Summer Rice Salad with Feta, Citrus, and Mint Recipe

  • 4 cups water
  • 2 cups uncooked white rice
  • 1 1/2 teaspoons salt
  • 1/2 cup fresh orange juice
  • 1/2 cup olive oil
  • 1/4 cup fresh lemon juice
  • 4 teaspoons grated orange peel
  • 2 teaspoons grated lemon peel
  • 1/2 teaspoon ground cinnamon
  • 30 cherry tomatoes, halved
  • 7 small pickling cucumbers, diced (about 4 cups)
  • 1 cup sliced green onions
  • 1/2 cup chopped fresh mint
  • 16 ounces feta cheese, crumbled
  1. Bring 4 cups water, rice, and salt to boil in heavy medium saucepan over high heat, stirring occasionally. Reduce heat to low; cover and cook until rice is tender and water is absorbed, about 20 minutes. Uncover saucepan and cook rice over very low heat until dry, about 5 minutes. Transfer rice to large bowl and cool to room temperature.
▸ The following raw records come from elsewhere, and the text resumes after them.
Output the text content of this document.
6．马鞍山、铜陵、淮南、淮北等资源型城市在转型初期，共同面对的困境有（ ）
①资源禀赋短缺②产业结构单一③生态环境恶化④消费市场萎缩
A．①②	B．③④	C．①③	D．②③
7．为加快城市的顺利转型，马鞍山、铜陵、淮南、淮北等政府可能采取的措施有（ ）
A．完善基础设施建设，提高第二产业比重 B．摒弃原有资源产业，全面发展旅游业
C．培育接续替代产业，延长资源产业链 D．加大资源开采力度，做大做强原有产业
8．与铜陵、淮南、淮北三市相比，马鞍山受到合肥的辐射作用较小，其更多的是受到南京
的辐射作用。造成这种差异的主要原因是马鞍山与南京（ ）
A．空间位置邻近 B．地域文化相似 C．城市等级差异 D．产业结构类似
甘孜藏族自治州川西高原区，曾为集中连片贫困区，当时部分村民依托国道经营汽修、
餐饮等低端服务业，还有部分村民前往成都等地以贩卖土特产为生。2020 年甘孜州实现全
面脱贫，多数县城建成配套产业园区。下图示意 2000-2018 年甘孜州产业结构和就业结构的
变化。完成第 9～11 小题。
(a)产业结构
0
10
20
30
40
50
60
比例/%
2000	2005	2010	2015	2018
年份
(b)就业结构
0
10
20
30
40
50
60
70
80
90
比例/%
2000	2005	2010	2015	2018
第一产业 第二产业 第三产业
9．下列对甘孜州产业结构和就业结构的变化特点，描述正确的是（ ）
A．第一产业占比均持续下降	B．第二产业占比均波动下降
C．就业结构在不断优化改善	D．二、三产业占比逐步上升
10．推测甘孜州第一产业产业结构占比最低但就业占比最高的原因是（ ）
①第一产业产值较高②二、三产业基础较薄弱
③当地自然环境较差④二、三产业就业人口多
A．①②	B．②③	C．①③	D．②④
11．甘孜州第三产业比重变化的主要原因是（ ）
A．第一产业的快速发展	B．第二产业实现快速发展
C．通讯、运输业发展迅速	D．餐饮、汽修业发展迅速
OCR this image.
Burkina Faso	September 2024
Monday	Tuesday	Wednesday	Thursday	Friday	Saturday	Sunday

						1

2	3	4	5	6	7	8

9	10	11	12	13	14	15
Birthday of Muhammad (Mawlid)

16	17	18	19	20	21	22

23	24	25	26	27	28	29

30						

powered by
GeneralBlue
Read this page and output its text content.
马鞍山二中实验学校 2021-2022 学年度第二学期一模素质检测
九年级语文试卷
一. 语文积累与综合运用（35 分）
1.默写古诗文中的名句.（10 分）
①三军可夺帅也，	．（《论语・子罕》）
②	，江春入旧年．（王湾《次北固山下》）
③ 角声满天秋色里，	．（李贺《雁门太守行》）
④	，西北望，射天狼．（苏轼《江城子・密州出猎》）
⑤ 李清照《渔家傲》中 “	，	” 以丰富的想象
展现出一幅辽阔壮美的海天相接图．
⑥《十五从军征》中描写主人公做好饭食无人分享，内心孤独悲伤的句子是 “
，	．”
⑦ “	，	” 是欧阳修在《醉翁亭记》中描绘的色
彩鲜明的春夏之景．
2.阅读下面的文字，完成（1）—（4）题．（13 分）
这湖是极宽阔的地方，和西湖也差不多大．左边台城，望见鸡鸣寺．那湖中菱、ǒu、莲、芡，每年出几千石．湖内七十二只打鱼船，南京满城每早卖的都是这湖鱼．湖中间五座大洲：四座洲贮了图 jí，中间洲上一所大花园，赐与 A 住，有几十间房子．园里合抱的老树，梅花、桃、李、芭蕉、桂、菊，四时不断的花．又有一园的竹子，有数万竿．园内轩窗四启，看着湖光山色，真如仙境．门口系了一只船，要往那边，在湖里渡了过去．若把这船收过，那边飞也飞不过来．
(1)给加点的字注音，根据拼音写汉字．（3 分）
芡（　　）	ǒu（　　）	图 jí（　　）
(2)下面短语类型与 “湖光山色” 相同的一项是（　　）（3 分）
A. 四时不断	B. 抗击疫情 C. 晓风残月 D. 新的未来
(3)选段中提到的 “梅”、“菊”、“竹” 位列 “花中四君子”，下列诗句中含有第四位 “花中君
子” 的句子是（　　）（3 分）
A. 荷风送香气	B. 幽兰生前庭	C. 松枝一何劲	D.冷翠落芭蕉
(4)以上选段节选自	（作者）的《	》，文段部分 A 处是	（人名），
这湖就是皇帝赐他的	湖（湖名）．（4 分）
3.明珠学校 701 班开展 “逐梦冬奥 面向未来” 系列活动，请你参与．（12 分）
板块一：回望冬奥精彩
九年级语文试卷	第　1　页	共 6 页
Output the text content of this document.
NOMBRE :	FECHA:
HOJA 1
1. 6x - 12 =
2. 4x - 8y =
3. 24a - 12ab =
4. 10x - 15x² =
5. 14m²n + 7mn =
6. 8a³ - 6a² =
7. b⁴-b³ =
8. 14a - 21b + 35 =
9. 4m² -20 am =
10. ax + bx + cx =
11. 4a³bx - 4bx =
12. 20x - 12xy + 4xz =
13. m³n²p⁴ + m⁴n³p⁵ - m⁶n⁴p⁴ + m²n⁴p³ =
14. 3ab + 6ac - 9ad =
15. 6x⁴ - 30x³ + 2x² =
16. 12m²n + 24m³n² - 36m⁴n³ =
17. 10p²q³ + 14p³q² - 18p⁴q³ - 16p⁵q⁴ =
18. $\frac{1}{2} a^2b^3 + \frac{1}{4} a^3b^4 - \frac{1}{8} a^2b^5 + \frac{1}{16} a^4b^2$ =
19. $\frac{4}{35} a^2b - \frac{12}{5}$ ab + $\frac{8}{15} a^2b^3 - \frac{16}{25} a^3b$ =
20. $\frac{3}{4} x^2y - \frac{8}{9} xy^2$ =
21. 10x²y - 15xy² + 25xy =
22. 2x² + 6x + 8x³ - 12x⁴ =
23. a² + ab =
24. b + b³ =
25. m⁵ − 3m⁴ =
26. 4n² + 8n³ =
  2. Whisk orange juice and next 5 ingredients in small bowl to blend.
  3. Add halved tomatoes, cucumbers, green onions, mint, and feta to rice in large bowl. Add dressing; toss to blend. (Can be made 8 hours ahead; cover and refrigerate. Bring to room temperature and toss before serving.)